3. Investigations that Result in Solutions: Each time studies reveal the terrible conditions of rescue and shelter homes anywhere in the country, the response cycle tends to go somewhat like this: a media storm, some legal action, questions in assembly, some government officials resigning and then the issue goes back into the deep freeze. Instead, if within the first three months of investigation/audit, States ensured that the Inspection Committees define priority issues for homes and action is taken and reported on in a home-specific way, it would be a sign that 'investigation' is being used for its real purpose - to bring about change. 

4. Ensuring that Government Officials are the Decision-makers and are Accountable for Implementation: It might seem obvious that it's the senior officials of State Departments who are the ones who prioritize the issue of conditions in rescue homes. We might expect (and hope) that they personally engage in the appointment and reports of statutory bodies like Inspection Committees. After all, it is the survival and protection of child survivors who are in their care that is at stake. Internally, however, things work a bit differently. State departments often delegate the work of implementation to consultants - people placed in the department by other entities, institutions and private organizations to facilitate the roll-out of various government programs by 'coordinating' the efforts of civil society. It is important to note that while these consultants might lighten the 'burden' of officials, their obligation to deliver results (outside of their own organizational mandates) is wholly unclear. One might argue that this dissipates the accountability of appointed officials. Simply put, for serious issues, and especially at times when the system seems to be in crisis, it is urgent that senior officials are themselves engaged and held accountable. And that there are consequences for every act of omission, from ground-level staff right up to secretaries and ministers.

It's important also to remember at this time that working with child survivors rescued from trafficking, exploitation or abuse is difficult work. Those who run shelter homes are not only navigating a complicated system, surviving on scarce resources, they are also working on staggeringly complex cases. There will be times when even the best intentions might fail - tragedy, accidents or abuse might occur, despite every best effort. We must be careful not to view everyone who runs a shelter home with suspicion or to assume they are all mal-intentioned child abusers. That would be an enormous disservice and would likely not lead to the solutions that would benefit child survivors in need of refuge and safety. What we must insist on, and follow through to fruition, is for everyone concerned with children's protection to actually get down to doing the work that's needed, not in meeting rooms where the policy people are, but in those miserable places where the children actually live. 

Because if we don't, hundreds of thousands of children rescued from trafficking, exploitation or abuse living in shelter homes across the country will continue to be at high risk of being re-victimized or abused.

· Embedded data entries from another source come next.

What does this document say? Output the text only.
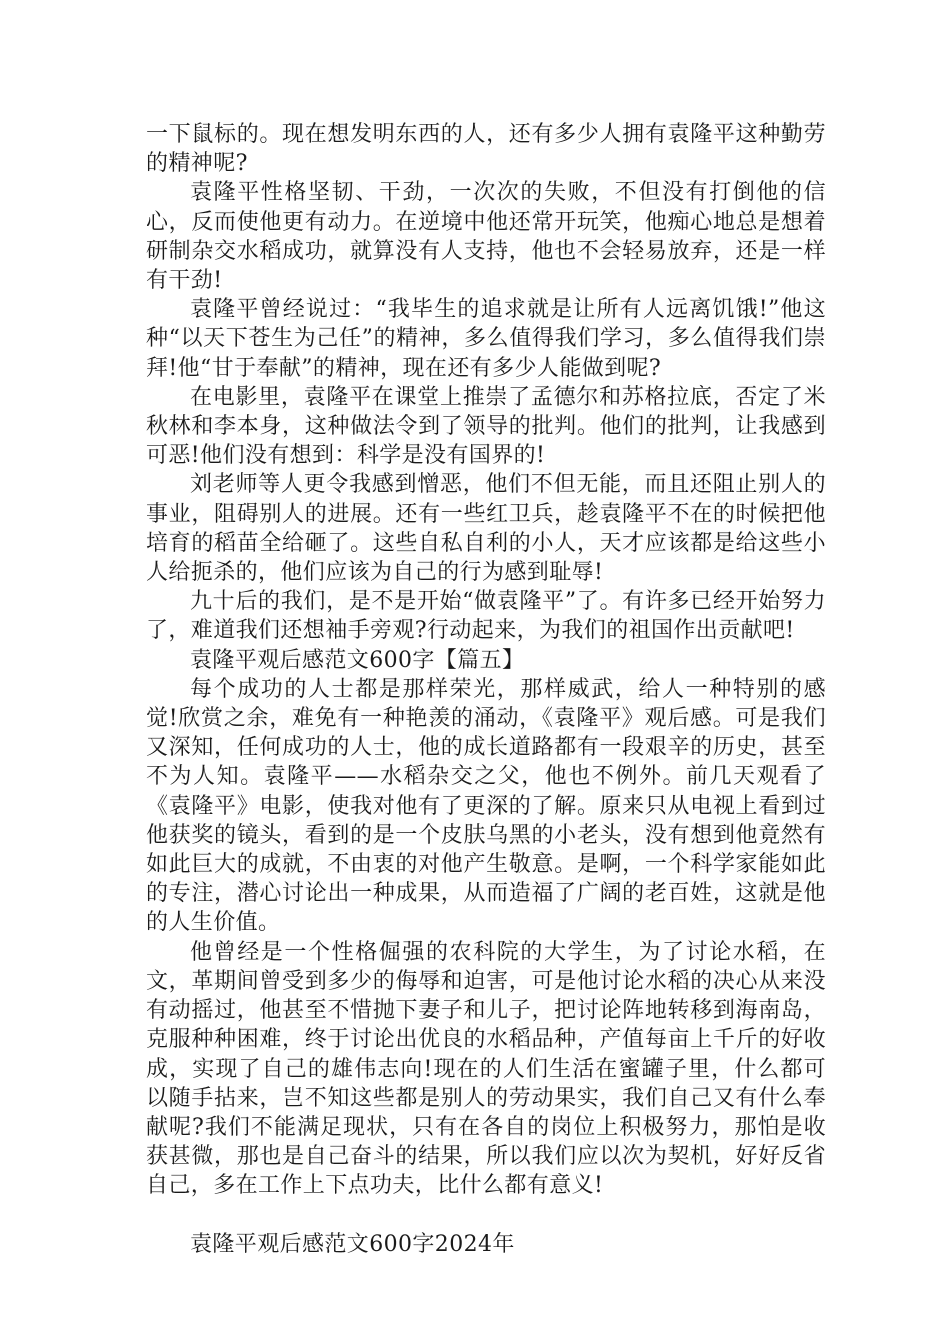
一下鼠标的。现在想发明东西的人，还有多少人拥有袁隆平这种勤劳的精神呢?

袁隆平性格坚韧、干劲，一次次的失败，不但没有打倒他的信心，反而使他更有动力。在逆境中他还常开玩笑，他痴心地总是想着研制杂交水稻成功，就算没有人支持，他也不会轻易放弃，还是一样有干劲!

袁隆平曾经说过：“我毕生的追求就是让所有人远离饥饿!”他这种“以天下苍生为己任”的精神，多么值得我们学习，多么值得我们崇拜!他“甘于奉献”的精神，现在还有多少人能做到呢?

在电影里，袁隆平在课堂上推崇了孟德尔和苏格拉底，否定了米秋林和李本身，这种做法令到了领导的批判。他们的批判，让我感到可恶!他们没有想到：科学是没有国界的!

刘老师等人更令我感到憎恶，他们不但无能，而且还阻止别人的事业，阻碍别人的进展。还有一些红卫兵，趁袁隆平不在的时候把他培育的稻苗全给砸了。这些自私自利的小人，天才应该都是给这些小人给扼杀的，他们应该为自己的行为感到耻辱!

九十后的我们，是不是开始“做袁隆平”了。有许多已经开始努力了，难道我们还想袖手旁观?行动起来，为我们的祖国作出贡献吧!

袁隆平观后感范文600字【篇五】

每个成功的人士都是那样荣光，那样威武，给人一种特别的感觉!欣赏之余，难免有一种艳羡的涌动，《袁隆平》观后感。可是我们又深知，任何成功的人士，他的成长道路都有一段艰辛的历史，甚至不为人知。袁隆平——水稻杂交之父，他也不例外。前几天观看了《袁隆平》电影，使我对他有了更深的了解。原来只从电视上看到过他获奖的镜头，看到的是一个皮肤乌黑的小老头，没有想到他竟然有如此巨大的成就，不由衷的对他产生敬意。是啊，一个科学家能如此的专注，潜心讨论出一种成果，从而造福了广阔的老百姓，这就是他的人生价值。

他曾经是一个性格倔强的农科院的大学生，为了讨论水稻，在文，革期间曾受到多少的侮辱和迫害，可是他讨论水稻的决心从来没有动摇过，他甚至不惜抛下妻子和儿子，把讨论阵地转移到海南岛，克服种种困难，终于讨论出优良的水稻品种，产值每亩上千斤的好收成，实现了自己的雄伟志向!现在的人们生活在蜜罐子里，什么都可以随手拈来，岂不知这些都是别人的劳动果实，我们自己又有什么奉献呢?我们不能满足现状，只有在各自的岗位上积极努力，那怕是收获甚微，那也是自己奋斗的结果，所以我们应以次为契机，好好反省自己，多在工作上下点功夫，比什么都有意义!

袁隆平观后感范文600字2024年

Simply because in a country of a billion people we can't seem to assign anyone from the outside world - beyond the walls of the shelter home - to regularly go in and ask them the life-saving question: Are you okay?

(The authors, Atiya Bose & Suparna Gupta, work at Aangan, an NGO focused on child harm prevention. Between 2009-2013 Aangan worked with governments in 16 states to monitor and report on standards of care in 642 shelter and rescue homes.)